Wearing a mask reminds us that we are vulnerable. I believe that many who refuse to wear masks may be motivated by the fear of looking vulnerable. Isn’t it paradoxical that some of those who refuse to wear masks, which they say reflect fear, carry not only pistols but more powerful weapons. What are they afraid of?

And when people come out in peaceful demonstrations, demanding justice, why do governments respond with massive displays of tear gas and violent force?

A few days ago, some people, fed up with the corruption in the abuse of money meant to aid in the pandemic, came out at night and painted a major highway in Tegucigalpa with the slogan: “¿Dónde está el dinero?” – Where’s the money?


The government reacted. They tried to cover up the slogan and then they tried to blot it out using burnt motor oil. That didn’t work. And people came out and repainted the slogan – in broad daylight.

The seemingly powerful are afraid of their vulnerability.

I wonder if some of those who came out against the Black Lives Matter demonstrations act because they are afraid of their powerlessness, which is not due to any black mobilization but to a government and economy that don’t care for the poor, not matter what race. Pitting the poor against the poor is often a tactic of the powers that be.

(Note, I am speaking about the people who came out to denounce the racism, not any organization.)

Just this week a derecho, a storm with intense winds, devastated Iowa and other parts of the Mid-West. Buildings collapsed, trees fell. Some people have been without electricity for more than three days.



 We are afraid of our vulnerability.

We are afraid that we will be like the poor.

We forget that God’s strength is made perfect in weakness. (Cf. 2 Corinthians 12: 8-10.} And the words of the psalmist make no sense to us: “The helpless entrust themselves to you, for You are the helper of orphans.” (Cf. Psalm 10: 14.)

We have a spiritual crisis – we don’t want to remember that we are human, incomplete, vulnerable. We want to be like gods.

Beware. Beware of thinking that we can go back to the way things were before. Beware of thinking we can come out of this “stronger.”

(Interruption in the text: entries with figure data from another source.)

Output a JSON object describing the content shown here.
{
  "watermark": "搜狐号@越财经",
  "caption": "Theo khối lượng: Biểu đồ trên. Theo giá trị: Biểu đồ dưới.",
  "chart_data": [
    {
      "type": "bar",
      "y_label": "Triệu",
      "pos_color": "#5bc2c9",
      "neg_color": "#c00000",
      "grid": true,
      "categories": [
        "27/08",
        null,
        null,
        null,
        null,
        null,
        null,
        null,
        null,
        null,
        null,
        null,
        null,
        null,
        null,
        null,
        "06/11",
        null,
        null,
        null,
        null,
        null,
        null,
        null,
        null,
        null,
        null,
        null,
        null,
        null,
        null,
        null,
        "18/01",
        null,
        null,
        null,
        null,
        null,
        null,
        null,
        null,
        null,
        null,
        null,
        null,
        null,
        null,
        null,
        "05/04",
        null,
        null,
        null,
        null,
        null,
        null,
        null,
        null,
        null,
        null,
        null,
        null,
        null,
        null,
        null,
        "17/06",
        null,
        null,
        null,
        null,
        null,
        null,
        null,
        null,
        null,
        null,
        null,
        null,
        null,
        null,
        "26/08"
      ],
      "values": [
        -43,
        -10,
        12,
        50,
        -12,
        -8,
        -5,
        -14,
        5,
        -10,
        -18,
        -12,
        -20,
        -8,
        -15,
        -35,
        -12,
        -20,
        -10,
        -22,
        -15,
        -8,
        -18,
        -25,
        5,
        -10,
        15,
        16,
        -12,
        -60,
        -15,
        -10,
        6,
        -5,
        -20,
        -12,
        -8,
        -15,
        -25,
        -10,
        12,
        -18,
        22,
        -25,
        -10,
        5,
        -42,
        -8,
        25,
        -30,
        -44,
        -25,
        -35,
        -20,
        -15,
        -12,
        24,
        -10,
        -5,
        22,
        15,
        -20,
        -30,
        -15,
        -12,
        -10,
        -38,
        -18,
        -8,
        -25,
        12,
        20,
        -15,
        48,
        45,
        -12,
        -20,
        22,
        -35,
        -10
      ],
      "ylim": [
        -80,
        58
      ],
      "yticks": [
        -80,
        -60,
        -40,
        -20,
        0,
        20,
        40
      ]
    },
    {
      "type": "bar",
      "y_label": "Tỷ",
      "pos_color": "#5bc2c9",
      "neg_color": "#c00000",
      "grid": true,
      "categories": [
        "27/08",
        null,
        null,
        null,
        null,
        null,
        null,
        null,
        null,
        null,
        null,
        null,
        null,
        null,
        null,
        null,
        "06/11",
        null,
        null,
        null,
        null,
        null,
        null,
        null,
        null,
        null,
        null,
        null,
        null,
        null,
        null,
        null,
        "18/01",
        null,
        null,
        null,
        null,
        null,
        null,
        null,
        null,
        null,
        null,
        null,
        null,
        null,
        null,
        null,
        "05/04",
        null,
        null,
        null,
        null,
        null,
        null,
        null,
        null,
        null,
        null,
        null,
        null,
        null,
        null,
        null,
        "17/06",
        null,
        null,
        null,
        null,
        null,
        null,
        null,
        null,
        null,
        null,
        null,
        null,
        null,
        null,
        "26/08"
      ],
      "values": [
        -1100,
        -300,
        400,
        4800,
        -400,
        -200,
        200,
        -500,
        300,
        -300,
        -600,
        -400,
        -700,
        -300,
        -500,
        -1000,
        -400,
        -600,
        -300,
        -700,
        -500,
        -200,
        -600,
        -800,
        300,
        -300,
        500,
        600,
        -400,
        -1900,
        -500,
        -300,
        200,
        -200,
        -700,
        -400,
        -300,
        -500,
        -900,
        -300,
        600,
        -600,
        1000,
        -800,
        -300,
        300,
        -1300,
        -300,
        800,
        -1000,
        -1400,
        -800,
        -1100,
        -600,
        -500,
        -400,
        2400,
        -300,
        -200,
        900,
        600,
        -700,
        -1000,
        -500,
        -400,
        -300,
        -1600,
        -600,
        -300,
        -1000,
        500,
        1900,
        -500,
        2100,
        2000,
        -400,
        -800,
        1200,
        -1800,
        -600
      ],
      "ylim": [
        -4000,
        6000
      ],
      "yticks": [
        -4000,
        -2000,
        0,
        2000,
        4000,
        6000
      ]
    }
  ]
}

I fear that if we are not aware of our vulnerability, we are in for some serious problems – personally, socially, and politically.

If we think we can get out of this alone, we are gravely mistaken. 

I learned this just this week. The connection to my battery melted and I was stuck. But someone came out, found a new connector and helped me get the car started - and refused any money! We need more people like this man.

Above all, what we need is solidarity, recognizing that we are in this together.